Played by more than 240 million people worldwide, football is an enormously popular sport! Originating in 19th century England, it spread like wildfire across the world. Rules for the game were established in those early days where use of hands was banned. These days, innovations like Video Assistant Referee (VAR), esports and special cognitive training for the players is progressing the sport even further.
Advanced Technology on the Pitch
We can’t deny, sometimes referees just make the wrong call! Maybe they weren’t paying attention, maybe they were biased. This is where VAR steps in to help reduce critical errors and improve refereeing accuracy. In the 2018 Men’s World Cup, the accuracy rate of refereeing decisions was 95.60% without VAR, but went up to 99.35% when VAR was used – which is quite a significant difference. Beyond that, we also have the introduction of AI to football, which allows coaches to access real-time feedback on player movement, positioning and efficiency. The impact of AI on the sport will be far-reaching, as it is even starting to affect talent recruitment for teams. By analysing game footage and data, the objective skills of each player can be assessed by the algorithms.
Fan Engagement and Technology
Some say that without fans, football is nothing. Passionate, loyal supporters in the stands and watching on screens provide revenue as well as excitement to the sport. Some teams are using AI to further engage their fans by providing real-time match facts specifically tailored to each fan’s preference. Streaming services have become so good that live football nights at bars make viewers not miss a beat.
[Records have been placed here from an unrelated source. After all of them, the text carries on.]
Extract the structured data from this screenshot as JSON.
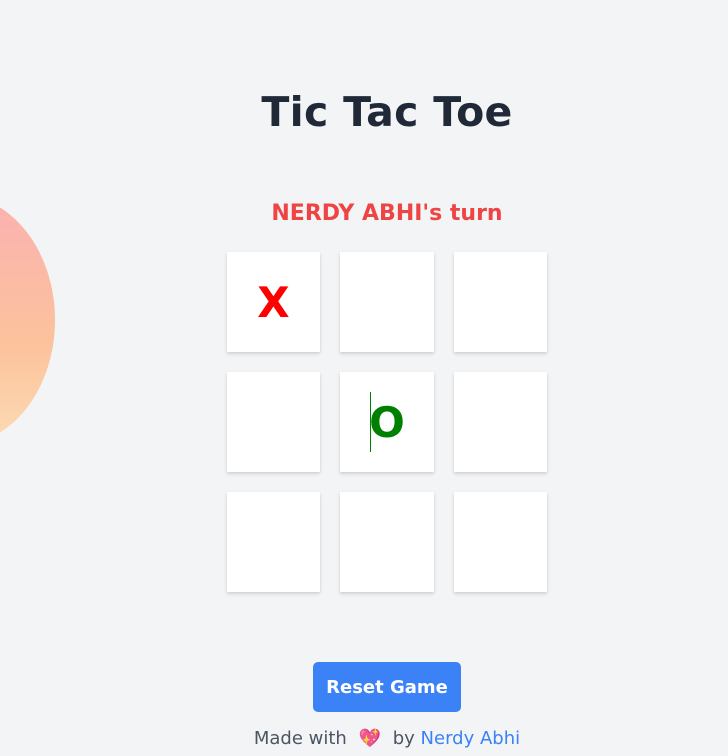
{
  "app": {
    "title": "Tic Tac Toe",
    "status": "NERDY ABHI's turn"
  },
  "board": {
    "cells": [
      "X",
      "",
      "",
      "",
      "O",
      "",
      "",
      "",
      ""
    ]
  },
  "controls": {
    "reset_label": "Reset Game"
  },
  "footer": {
    "prefix": "Made with",
    "heart": "💖",
    "by": "by",
    "author": "Nerdy Abhi"
  },
  "colors": {
    "background": "#f3f4f6",
    "title": "#1f2937",
    "status": "#ef4444",
    "x_mark": "#ff0000",
    "o_mark": "#008000",
    "button": "#3b82f6",
    "link": "#3b82f6"
  }
}
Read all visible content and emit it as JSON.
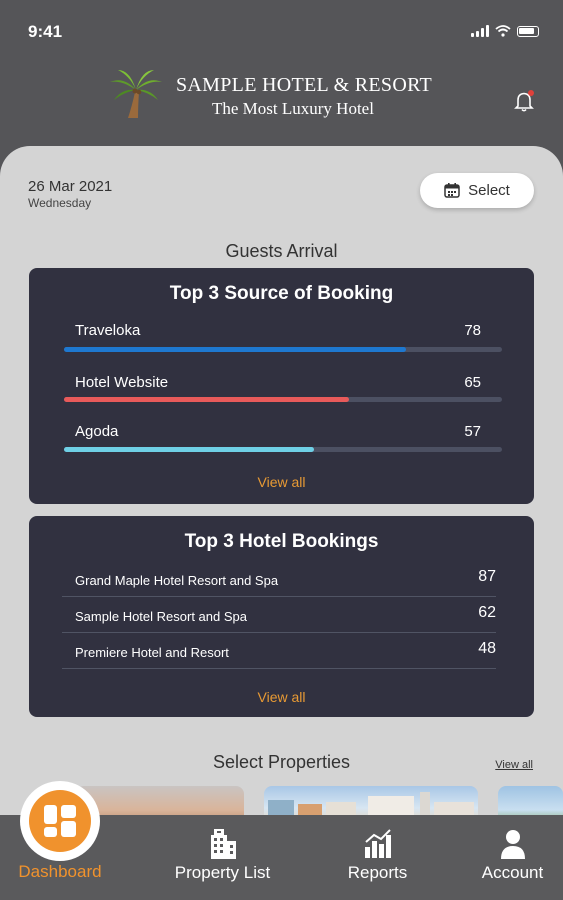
{
  "status": {
    "time": "9:41"
  },
  "header": {
    "name": "SAMPLE HOTEL & RESORT",
    "tagline": "The Most Luxury Hotel"
  },
  "date": {
    "main": "26 Mar 2021",
    "day": "Wednesday"
  },
  "select_button": {
    "label": "Select"
  },
  "guests_title": "Guests Arrival",
  "source_card": {
    "title": "Top 3 Source of Booking",
    "max": 100,
    "items": [
      {
        "label": "Traveloka",
        "value": "78",
        "color": "#1e78d0"
      },
      {
        "label": "Hotel Website",
        "value": "65",
        "color": "#e85a5a"
      },
      {
        "label": "Agoda",
        "value": "57",
        "color": "#6fd0e6"
      }
    ],
    "view_all": "View all"
  },
  "hotel_card": {
    "title": "Top 3 Hotel Bookings",
    "items": [
      {
        "label": "Grand Maple Hotel Resort and Spa",
        "value": "87"
      },
      {
        "label": "Sample Hotel Resort and Spa",
        "value": "62"
      },
      {
        "label": "Premiere Hotel and Resort",
        "value": "48"
      }
    ],
    "view_all": "View all"
  },
  "properties": {
    "title": "Select Properties",
    "view_all": "View all"
  },
  "nav": {
    "dashboard": "Dashboard",
    "property_list": "Property List",
    "reports": "Reports",
    "account": "Account"
  },
  "colors": {
    "accent": "#f0922d",
    "card": "#313140",
    "sheet": "#d4d4d4",
    "header": "#555558"
  }
}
This technology not only applies to football, as it is also used in other sports, the online casino industry, the music industry, and plenty more. With sports it’s easy to understand how, but you may be wondering how this applies to the igaming and music industries. Nowadays, there are live casinos with live dealers that make the experience just as similar as being in a land-based casino and platforms like Spotify use AI technology to tailor music suggestions to the listeners preferences. As technology continues to evolve, mobile streaming, augmented reality and personalised content will become even more popular. The days of being stuck to the television screen are fading, and football fans can get even more immersed in the game than ever before.
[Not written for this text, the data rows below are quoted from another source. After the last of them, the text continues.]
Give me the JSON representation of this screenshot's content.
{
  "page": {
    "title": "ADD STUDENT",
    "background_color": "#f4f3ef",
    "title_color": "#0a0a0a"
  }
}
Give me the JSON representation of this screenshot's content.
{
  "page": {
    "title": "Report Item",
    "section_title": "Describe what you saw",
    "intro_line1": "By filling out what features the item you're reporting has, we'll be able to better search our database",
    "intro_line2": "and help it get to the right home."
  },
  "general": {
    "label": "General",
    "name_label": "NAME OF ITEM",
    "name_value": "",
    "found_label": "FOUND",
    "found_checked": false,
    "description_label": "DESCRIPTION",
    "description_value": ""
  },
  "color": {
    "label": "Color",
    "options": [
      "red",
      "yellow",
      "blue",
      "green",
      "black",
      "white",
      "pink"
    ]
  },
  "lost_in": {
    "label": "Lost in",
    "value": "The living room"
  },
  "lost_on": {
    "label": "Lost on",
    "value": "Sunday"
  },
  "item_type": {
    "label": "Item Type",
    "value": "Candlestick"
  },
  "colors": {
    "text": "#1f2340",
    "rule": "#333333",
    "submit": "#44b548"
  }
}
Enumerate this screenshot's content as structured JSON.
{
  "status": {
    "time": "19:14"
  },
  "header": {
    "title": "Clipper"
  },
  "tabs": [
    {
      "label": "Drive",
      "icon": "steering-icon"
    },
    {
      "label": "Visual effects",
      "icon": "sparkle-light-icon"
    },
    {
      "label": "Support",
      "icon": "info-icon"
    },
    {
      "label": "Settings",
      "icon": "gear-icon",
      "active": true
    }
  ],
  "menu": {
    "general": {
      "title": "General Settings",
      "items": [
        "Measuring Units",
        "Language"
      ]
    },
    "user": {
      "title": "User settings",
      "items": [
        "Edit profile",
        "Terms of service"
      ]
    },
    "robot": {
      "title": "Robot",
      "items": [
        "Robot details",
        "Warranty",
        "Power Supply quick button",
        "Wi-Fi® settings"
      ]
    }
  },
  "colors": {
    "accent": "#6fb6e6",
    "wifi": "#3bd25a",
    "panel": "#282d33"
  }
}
The impact of wearable technology
Most average people walking down the street these days are wearing ‘wearable technology’, some without even realising it! It has had (and will continue to have) a significant impact in the sports world – improving sports performance through real-time data analysis and tracking. Being able to measure and monitor athletic performance, prevent injuries, advise on rehabilitation and overall optimise performance benefits everyone from athletes to coaches, managers and researchers. Beyond that, even the footballs have GPS trackers in them too! They collect information about player acceleration, deceleration, direction changes and speed, which allows for tracking of fitness levels and productivity. Things have certainly changed drastically from the 90’s where all the players were drinking, smoking and eating fish and chips after every game – nowadays the players performance is objectively monitored to an almost intrusive level.
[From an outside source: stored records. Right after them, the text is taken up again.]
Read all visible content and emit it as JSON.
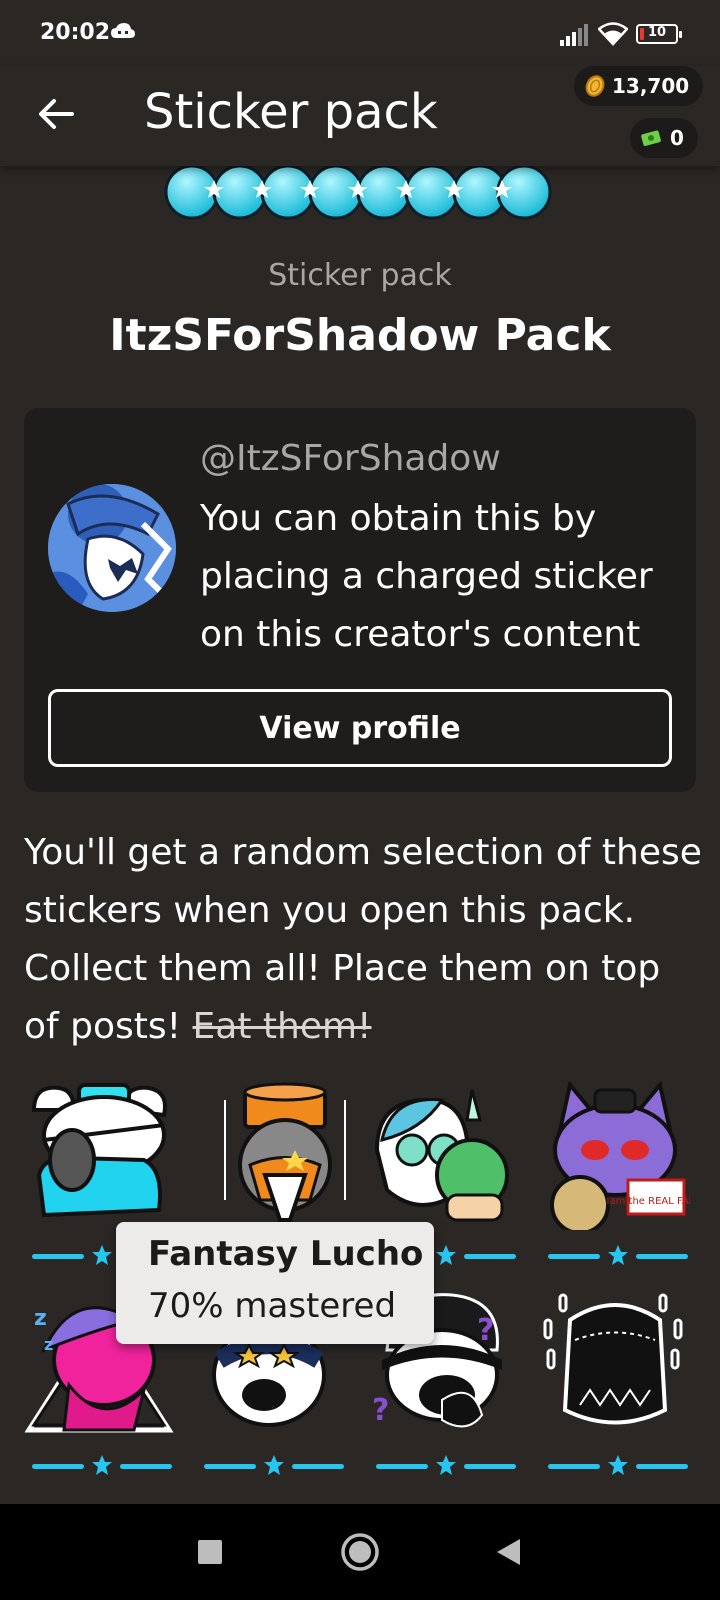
{
  "status": {
    "time": "20:02",
    "battery": "10"
  },
  "header": {
    "title": "Sticker pack",
    "coins": "13,700",
    "cash": "0"
  },
  "pack": {
    "kicker": "Sticker pack",
    "title": "ItzSForShadow Pack"
  },
  "creator": {
    "handle": "@ItzSForShadow",
    "description": "You can obtain this by placing a charged sticker on this creator's content",
    "view_profile": "View profile"
  },
  "pack_description": {
    "text": "You'll get a random selection of these stickers when you open this pack. Collect them all! Place them on top of posts! ",
    "struck": "Eat them!"
  },
  "tooltip": {
    "name": "Fantasy Lucho",
    "mastery": "70% mastered"
  },
  "stickers": [
    {
      "name": "sticker-1"
    },
    {
      "name": "sticker-2"
    },
    {
      "name": "sticker-3"
    },
    {
      "name": "sticker-4"
    },
    {
      "name": "sticker-5"
    },
    {
      "name": "sticker-6"
    },
    {
      "name": "sticker-7"
    },
    {
      "name": "sticker-8"
    }
  ],
  "sticker_badge_text": "Iam the REAL FABRI",
  "colors": {
    "background": "#2a2725",
    "card": "#1f1d1c",
    "accent": "#26c6f0",
    "muted": "#a9a6a3"
  },
  "icons": [
    "back-arrow-icon",
    "coin-icon",
    "cash-icon",
    "cloud-icon",
    "signal-icon",
    "wifi-icon",
    "battery-icon",
    "home-icon",
    "recents-icon",
    "back-icon",
    "star-icon"
  ]
}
Esports and the Digital Arena
FIFA rocked the sport and gaming world in 1993 by allowing football fans to play as their favourite real-life players in their own homes. Beyond that, the internet age has created the phenomenon of online eSports, a rapidly growing industry with an expected revenue of over USD $1.72 billion in 2023 rising to a staggering USD 6.75 billion by 2030. Football clubs are among those getting involved with eSports, and many high-profile European teams have started to invest in and even establish their own eSports teams. Athletes themselves also see the scene as an opportunity either when they retire or during their careers – becoming owners or investors of esports organisations worldwide.
Sustainability and Social Responsibility
On a completely different tangent, there’s also a lot of effort being put into creating more environmentally-friendly football stadiums. Stadiums significantly impact the surrounding environment during their full life cycle – starting with their construction, through their use, and as they age. There are also significant human-rights issues surrounding stadium construction in countries such as Qatar. Instead, international sports organisations are now focusing on ‘green’ stadiums, which are built to limit pollution and greenhouse gas emissions, as well as positively impacting the local community. Waste management through composting, recycling, and sorting initiatives, energy efficiency using LED and solar energy and smarter water conservation are a few of the important measures that stadiums have put into place.
There are lots of exciting innovations and trends happening in the world of football, and these new innovations will definitely shape the future of the game in some way or another. Despite all these changes, the enduring spirit of the fans and players and universal appeal of football will always live on.